Patience and kindness

Brenda Cannon HenleyBy Brenda Cannon Henley
A few days ago I read a delightful little book written by Henry Drummond recommended to me by a dear friend. The Greatest Thing in the World is what Professor Drummond decided love is. His research, soul-searching, and knowledge led him to write this profound little book on 1 Corinthians 13. He concluded that love is indeed “the supreme thing,” or “summum bonum.” Man and woman searches for love in its various forms and often portions of it, but not the total package that Drummond writes about in his book.

He concluded after years of faithful study that the spectrum of love has nine ingredients or parts based on the verses in our chapter. We would do well to study these verses, meditate on them daily, and attempt to put each one into practice in our lives. Mother Teresa once said that the world is dying for lack of love. The longer I live, the more I realize that everyone deep down in their inner being wants to love and be loved in an honest relationship. Let’s think on these components.

Patience – “Love suffers long.”
Kindness – “And is kind.”
Generosity – “Love envies not.”
Humility – “Love vaunts not itself, is not puffed up or proud.”
Courtesy – “Does not behave itself unseemly.”
Unselfishness – “Seeks not her own.”
Good temper – “Is not easily provoked.”
Guilelessness – “Thinks no evil.”
Sincerity – “Rejoices not in iniquity, but rejoices in truth.”

Any one of these nine traits would be helpful in life, but imagine loving and being loved by people that strive to incorporate all of them into their everyday lives. How very quick we are to run out of patience with others. If something doesn’t go our way, benefit us in some direct manner, help us in our journey, we lose patience, and lash out at the supposed offender.

Drummond contends that patience is love in the passive. Love that is waiting to begin, not in a hurry, calm, ready to do its work when the summons comes, but meantime, remaining meek and quiet. Love suffers long, bears all things, believes all things, hopes all things, and love understands, and therefore waits. How many things do we give up simply because we are not patient? We are not willing to wait on God’s timing. We tend to live in a “now” world. We want immediate satisfaction. We want immediate pay or blessing. We want to get on with it, and often, we miss some of God’s best blessings because of our own impatience.

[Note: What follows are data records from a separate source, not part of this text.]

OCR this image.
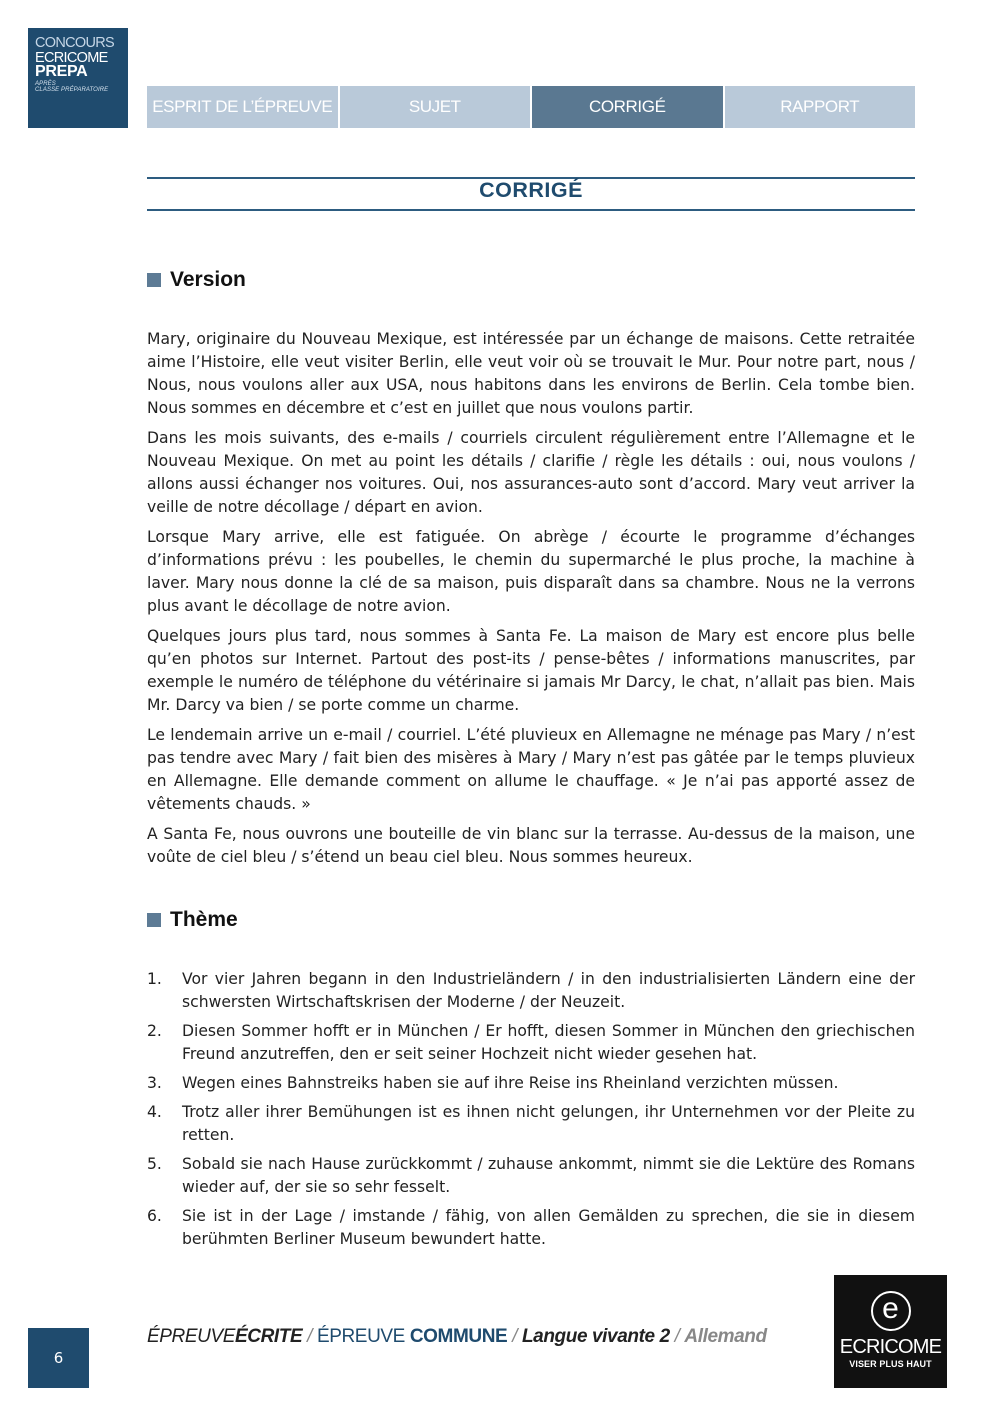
CONCOURS
ECRICOME
PREPA
APRÈS
CLASSE PRÉPARATOIRE
ESPRIT DE L’ÉPREUVE	SUJET	CORRIGÉ	RAPPORT
CORRIGÉ
Version

Mary, originaire du Nouveau Mexique, est intéressée par un échange de maisons. Cette retraitée aime l’Histoire, elle veut visiter Berlin, elle veut voir où se trouvait le Mur. Pour notre part, nous / Nous, nous voulons aller aux USA, nous habitons dans les environs de Berlin. Cela tombe bien. Nous sommes en décembre et c’est en juillet que nous voulons partir.

Dans les mois suivants, des e-mails / courriels circulent régulièrement entre l’Allemagne et le Nouveau Mexique. On met au point les détails / clarifie / règle les détails : oui, nous voulons / allons aussi échanger nos voitures. Oui, nos assurances-auto sont d’accord. Mary veut arriver la veille de notre décollage / départ en avion.

Lorsque Mary arrive, elle est fatiguée. On abrège / écourte le programme d’échanges d’informations prévu : les poubelles, le chemin du supermarché le plus proche, la machine à laver. Mary nous donne la clé de sa maison, puis disparaît dans sa chambre. Nous ne la verrons plus avant le décollage de notre avion.

Quelques jours plus tard, nous sommes à Santa Fe. La maison de Mary est encore plus belle qu’en photos sur Internet. Partout des post-its / pense-bêtes / informations manuscrites, par exemple le numéro de téléphone du vétérinaire si jamais Mr Darcy, le chat, n’allait pas bien. Mais Mr. Darcy va bien / se porte comme un charme.

Le lendemain arrive un e-mail / courriel. L’été pluvieux en Allemagne ne ménage pas Mary / n’est pas tendre avec Mary / fait bien des misères à Mary / Mary n’est pas gâtée par le temps pluvieux en Allemagne. Elle demande comment on allume le chauffage. « Je n’ai pas apporté assez de vêtements chauds. »

A Santa Fe, nous ouvrons une bouteille de vin blanc sur la terrasse. Au-dessus de la maison, une voûte de ciel bleu / s’étend un beau ciel bleu. Nous sommes heureux.

Thème
1.	Vor vier Jahren begann in den Industrieländern / in den industrialisierten Ländern eine der schwersten Wirtschaftskrisen der Moderne / der Neuzeit.
2.	Diesen Sommer hofft er in München / Er hofft, diesen Sommer in München den griechischen Freund anzutreffen, den er seit seiner Hochzeit nicht wieder gesehen hat.
3.	Wegen eines Bahnstreiks haben sie auf ihre Reise ins Rheinland verzichten müssen.
4.	Trotz aller ihrer Bemühungen ist es ihnen nicht gelungen, ihr Unternehmen vor der Pleite zu retten.
5.	Sobald sie nach Hause zurückkommt / zuhause ankommt, nimmt sie die Lektüre des Romans wieder auf, der sie so sehr fesselt.
6.	Sie ist in der Lage / imstande / fähig, von allen Gemälden zu sprechen, die sie in diesem berühmten Berliner Museum bewundert hatte.
6
ÉPREUVEÉCRITE / ÉPREUVE COMMUNE / Langue vivante 2 / Allemand
e
ECRICOME
VISER PLUS HAUT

I admit I am a “get it done” kind of person. I usually have at least one to do list and work on it daily until I get things accomplished. I have to remind myself almost daily to work on developing patience. I don’t like lazy, and I often confuse a lack of work ethic with impatience. My bad.

Drummond believed that kindness is love active. He asks us to consider how much of Christ’s life on earth was spent in simply doing kind things for others. He spent a great deal of his time in simply making people happy. “The greatest thing a man can do for his Heavenly Father is to be kind to some of his other children,” wrote Drummond. The world needs kindness now more than ever in my lifetime. Kindness brings instant results in many cases. It is remembered with great glee and often begats other acts of kindness. Kindness pays itself back in so many ways.

I have heard kindness described as a rippling in a calm lake ever spreading until it reaches shore. One act of kindness done with pure motives seems to set off this rippling effect and we seldom know where it will end and just how many folks it will help. It costs so little to be kind.

We’ll look at some of the other attributes in 1 Corinthians in future columns. One word here about a decision in the literary world. It has become the common and accepted practice to no longer capitalize the pronouns associated with deity for clarity’s sake.